While folks are in a recommending mood. I recommend reading "Stop Talking to Buildings, Start Talking to People"

http://www.washblade.com/2009/8-21/view/columns/15071.cfm

Toni Broaddus articulates, much more kindly than I care to, how the energy/anger from Prop 8 should be properly used in Maine, not DC. She makes good general points about the movement too, so take a gander.

As an aside, it's also interesting how her column has been ignored the "mighty" grassroots blogs. Could anyone be afraid of being wrong?

Thanks, GuestCommenter, for the link to Toni Broaddus' excellent article. All our resources should be focused on Maine (and probably the state of Washington). Those are battles in which we are already engaged, but instead of joining the battle our leaders choose to launch an unnecessary invasion under false pretenses. (Right, and who believed Bush when he said that invading Iran would not dilute the effort in Afghanistan.)

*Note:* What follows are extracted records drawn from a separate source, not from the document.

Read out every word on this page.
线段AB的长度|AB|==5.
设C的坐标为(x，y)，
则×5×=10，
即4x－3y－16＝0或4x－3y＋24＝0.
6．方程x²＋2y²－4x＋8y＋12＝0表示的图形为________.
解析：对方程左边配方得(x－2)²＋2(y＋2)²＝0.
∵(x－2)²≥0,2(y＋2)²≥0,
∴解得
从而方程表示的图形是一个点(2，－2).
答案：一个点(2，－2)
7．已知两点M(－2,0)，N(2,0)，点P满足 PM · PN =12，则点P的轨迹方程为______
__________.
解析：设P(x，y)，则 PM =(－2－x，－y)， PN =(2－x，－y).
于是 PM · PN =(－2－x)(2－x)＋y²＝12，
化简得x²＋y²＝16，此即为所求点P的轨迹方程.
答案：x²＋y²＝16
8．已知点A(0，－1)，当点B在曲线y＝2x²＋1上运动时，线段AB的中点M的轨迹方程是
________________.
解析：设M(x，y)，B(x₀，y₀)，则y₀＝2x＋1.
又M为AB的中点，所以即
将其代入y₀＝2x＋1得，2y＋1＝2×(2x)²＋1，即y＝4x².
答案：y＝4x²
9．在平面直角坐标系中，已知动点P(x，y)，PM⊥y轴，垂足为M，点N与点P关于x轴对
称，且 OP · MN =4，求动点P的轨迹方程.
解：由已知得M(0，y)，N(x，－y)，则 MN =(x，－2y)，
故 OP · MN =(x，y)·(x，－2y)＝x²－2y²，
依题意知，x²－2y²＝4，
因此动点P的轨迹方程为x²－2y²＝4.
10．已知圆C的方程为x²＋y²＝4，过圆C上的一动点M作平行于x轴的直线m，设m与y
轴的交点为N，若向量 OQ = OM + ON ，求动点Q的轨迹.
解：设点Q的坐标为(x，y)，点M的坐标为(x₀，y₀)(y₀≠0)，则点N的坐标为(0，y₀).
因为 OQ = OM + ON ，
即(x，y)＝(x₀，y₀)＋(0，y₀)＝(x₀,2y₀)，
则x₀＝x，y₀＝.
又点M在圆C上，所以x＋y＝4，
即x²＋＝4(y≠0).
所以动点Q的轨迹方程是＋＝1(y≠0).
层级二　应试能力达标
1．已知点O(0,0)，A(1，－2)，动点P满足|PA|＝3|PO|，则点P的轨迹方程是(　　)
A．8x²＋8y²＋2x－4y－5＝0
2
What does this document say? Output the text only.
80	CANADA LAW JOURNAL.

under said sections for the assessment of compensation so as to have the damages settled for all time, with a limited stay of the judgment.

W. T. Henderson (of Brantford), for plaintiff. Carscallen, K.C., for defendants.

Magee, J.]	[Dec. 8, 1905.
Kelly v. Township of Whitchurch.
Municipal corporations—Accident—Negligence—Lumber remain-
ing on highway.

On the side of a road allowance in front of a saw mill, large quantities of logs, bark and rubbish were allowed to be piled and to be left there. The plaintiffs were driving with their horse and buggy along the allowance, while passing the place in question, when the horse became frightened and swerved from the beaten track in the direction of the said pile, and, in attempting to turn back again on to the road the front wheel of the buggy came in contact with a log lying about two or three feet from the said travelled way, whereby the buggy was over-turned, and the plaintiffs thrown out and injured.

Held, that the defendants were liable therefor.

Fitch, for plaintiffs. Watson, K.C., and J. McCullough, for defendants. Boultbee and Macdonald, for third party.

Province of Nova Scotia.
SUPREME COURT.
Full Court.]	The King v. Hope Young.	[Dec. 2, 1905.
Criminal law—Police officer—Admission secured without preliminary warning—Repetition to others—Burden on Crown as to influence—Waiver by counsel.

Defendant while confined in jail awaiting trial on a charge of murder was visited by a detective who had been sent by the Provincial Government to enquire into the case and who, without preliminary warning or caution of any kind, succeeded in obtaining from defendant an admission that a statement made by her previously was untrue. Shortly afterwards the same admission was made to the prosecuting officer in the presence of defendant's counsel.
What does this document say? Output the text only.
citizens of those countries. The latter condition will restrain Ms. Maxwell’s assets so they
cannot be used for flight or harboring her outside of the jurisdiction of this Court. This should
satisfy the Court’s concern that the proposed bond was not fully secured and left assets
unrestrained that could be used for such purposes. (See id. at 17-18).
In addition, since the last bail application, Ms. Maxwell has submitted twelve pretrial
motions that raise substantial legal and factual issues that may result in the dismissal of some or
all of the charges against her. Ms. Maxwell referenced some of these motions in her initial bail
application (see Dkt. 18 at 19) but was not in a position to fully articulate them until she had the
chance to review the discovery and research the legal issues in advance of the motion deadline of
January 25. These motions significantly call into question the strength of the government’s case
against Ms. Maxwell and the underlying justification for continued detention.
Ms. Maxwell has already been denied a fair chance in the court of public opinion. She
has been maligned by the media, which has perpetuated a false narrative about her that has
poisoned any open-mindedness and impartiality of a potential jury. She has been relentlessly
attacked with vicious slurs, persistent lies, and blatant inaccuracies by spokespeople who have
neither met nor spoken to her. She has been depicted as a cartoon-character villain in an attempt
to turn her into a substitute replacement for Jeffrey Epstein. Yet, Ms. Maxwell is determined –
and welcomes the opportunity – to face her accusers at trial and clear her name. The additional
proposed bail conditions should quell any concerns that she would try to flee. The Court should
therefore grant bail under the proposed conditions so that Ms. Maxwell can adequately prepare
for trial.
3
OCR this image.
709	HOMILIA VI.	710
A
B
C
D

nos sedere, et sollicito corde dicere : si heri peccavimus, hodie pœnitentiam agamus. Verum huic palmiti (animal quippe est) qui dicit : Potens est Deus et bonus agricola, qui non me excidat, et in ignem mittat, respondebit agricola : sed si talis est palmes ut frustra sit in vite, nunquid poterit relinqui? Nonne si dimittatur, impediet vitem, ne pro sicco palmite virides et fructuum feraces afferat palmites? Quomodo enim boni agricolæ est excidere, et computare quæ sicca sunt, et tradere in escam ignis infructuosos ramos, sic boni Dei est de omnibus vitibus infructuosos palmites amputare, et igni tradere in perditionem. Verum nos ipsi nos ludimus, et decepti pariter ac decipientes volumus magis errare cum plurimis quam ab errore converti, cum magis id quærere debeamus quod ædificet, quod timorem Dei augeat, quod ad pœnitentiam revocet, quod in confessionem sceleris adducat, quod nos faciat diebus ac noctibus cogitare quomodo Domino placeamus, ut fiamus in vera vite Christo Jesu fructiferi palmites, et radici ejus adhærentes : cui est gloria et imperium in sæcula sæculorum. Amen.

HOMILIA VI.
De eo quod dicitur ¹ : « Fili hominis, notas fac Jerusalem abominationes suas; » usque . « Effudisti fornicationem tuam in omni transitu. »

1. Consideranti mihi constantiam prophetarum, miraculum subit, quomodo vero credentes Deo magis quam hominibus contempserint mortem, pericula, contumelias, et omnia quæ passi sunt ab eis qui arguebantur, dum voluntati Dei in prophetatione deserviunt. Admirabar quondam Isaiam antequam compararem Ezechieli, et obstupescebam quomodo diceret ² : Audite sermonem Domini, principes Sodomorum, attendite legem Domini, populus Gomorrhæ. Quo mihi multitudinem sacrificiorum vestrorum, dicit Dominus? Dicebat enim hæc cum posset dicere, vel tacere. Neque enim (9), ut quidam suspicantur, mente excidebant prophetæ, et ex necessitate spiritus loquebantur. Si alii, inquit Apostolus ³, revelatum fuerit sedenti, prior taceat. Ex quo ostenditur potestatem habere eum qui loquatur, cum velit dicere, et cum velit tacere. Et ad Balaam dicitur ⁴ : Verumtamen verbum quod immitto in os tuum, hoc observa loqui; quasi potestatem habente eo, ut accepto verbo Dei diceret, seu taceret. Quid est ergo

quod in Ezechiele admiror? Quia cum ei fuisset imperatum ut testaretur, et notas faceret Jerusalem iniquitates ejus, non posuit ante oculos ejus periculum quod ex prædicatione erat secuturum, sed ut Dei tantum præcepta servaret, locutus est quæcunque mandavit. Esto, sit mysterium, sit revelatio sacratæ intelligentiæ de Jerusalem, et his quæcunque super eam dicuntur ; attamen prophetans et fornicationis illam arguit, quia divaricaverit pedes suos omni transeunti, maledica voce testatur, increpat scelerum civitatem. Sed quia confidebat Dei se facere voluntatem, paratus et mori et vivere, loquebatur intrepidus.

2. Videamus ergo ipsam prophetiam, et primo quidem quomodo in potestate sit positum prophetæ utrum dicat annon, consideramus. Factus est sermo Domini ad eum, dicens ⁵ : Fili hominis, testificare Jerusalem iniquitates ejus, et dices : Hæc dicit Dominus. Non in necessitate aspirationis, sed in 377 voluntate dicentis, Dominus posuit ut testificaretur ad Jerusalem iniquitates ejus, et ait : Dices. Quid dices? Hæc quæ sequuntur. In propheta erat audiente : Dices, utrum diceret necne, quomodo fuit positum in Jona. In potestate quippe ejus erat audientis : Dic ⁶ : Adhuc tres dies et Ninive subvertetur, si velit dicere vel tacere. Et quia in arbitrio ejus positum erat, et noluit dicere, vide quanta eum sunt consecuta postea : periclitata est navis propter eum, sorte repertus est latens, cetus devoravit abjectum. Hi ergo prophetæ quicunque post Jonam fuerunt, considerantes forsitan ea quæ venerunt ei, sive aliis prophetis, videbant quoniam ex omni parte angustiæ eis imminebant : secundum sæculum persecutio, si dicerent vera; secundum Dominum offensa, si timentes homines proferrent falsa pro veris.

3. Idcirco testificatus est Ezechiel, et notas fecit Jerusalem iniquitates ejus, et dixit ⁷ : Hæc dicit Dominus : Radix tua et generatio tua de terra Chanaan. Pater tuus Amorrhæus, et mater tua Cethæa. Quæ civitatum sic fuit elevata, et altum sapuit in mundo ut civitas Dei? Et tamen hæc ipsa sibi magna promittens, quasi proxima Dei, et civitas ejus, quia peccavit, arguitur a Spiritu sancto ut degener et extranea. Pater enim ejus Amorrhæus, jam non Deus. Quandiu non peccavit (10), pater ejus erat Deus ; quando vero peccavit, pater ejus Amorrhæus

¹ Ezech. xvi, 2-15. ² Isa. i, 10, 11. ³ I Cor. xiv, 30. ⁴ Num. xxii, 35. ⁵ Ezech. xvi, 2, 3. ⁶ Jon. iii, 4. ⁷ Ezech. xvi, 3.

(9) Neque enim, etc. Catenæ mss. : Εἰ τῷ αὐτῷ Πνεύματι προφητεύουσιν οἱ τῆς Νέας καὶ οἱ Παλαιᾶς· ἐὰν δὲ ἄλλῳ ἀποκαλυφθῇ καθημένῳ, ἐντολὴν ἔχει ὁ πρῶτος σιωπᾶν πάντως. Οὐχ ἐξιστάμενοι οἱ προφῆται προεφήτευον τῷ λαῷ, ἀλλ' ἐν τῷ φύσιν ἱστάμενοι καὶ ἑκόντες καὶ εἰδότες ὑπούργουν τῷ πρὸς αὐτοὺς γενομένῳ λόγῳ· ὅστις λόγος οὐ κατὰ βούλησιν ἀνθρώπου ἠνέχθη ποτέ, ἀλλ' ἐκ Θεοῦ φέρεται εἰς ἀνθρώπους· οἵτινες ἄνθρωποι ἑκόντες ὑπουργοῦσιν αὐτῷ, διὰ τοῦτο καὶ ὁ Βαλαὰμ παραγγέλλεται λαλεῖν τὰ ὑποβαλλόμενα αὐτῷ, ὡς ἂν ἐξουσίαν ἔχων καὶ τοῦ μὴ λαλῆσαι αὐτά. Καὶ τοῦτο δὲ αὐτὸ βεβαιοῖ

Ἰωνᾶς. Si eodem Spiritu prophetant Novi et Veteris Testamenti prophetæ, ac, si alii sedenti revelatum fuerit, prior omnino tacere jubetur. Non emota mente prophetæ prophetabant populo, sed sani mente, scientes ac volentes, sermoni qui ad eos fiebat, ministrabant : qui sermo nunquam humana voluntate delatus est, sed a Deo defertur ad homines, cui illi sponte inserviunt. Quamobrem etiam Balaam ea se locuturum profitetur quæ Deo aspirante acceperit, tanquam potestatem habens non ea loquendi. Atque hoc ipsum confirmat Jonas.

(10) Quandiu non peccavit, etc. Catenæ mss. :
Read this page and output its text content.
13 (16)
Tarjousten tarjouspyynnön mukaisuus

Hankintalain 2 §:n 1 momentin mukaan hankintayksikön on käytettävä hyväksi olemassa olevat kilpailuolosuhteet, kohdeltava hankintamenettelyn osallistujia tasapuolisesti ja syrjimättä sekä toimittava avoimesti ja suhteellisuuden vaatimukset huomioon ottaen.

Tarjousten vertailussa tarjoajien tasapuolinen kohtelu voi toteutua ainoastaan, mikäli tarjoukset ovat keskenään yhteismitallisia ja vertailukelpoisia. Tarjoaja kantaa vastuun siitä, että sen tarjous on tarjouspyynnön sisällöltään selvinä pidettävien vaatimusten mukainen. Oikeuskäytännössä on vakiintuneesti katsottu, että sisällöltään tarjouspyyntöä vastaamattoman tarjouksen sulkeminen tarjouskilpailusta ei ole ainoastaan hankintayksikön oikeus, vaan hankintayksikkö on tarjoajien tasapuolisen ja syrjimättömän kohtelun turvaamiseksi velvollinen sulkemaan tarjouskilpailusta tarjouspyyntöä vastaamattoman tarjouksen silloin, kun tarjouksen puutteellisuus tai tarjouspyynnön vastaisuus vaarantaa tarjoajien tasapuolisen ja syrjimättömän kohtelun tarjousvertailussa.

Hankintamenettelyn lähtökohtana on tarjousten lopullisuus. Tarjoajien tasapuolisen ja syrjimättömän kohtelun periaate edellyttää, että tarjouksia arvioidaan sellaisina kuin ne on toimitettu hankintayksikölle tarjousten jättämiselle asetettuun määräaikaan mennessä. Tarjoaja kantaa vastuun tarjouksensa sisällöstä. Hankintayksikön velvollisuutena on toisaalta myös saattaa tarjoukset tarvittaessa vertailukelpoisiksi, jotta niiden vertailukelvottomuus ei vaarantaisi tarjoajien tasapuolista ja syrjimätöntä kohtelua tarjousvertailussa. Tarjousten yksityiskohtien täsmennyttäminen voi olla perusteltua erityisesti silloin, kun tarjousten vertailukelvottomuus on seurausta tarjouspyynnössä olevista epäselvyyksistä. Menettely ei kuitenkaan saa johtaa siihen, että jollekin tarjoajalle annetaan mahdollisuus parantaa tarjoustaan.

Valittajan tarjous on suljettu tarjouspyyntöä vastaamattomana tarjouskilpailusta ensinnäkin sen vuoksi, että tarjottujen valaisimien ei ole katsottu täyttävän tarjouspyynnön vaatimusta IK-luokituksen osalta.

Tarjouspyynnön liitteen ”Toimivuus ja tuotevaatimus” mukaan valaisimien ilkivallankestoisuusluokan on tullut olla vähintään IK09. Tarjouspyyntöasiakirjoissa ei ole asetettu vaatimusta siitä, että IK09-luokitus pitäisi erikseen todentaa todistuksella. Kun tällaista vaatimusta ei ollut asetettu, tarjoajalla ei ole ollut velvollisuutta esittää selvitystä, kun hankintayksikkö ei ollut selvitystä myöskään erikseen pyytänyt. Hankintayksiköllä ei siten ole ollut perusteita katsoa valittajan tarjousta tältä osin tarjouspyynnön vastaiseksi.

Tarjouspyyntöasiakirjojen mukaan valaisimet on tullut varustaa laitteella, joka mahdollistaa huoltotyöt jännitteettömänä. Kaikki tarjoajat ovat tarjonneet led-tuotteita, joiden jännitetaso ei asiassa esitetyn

If the anti-lgbt forces maintain their 3 to 1 funding advantage in Maine, they will stomp out marriage equality in that state. And they stand a good chance of doing the same in Washington state. Two such losses would be devastating for our struggles on the full range of issues across the nation. Not to mention undercutting any hope of rescinding DOMA.

But, for those who are determined to vent instead of working, have fun in D.C. We here in the hinterlands will see the 20-second news clip: a helicopter shot of 'tens of thousands' of gays on the Mall (along with acres and acres of bare lawn), and the obligatory shot of a couple of drag queens and guys in leather vests.

I'm sick of "it's all about Maine". Seriously people, don't you think that next year it will be "all about Iowa", then the year after that "all about (insert name of state that won gay marriage)"

If we waited for the perfect moment, we would never march. The fight in Maine is going to benefit greatly from the energy and buzz created about the march in D.C. People will leave there itching to help and donate.

Since Toni Broaddus spelled out that we should all save the $400 airfare and $300 hotel room and donate to Maine....I'll be the first to be scouring the public records to make sure I find her name as donating that amount.

Let's not forget that 1/3 of this great country is within decent driving distance of D.C.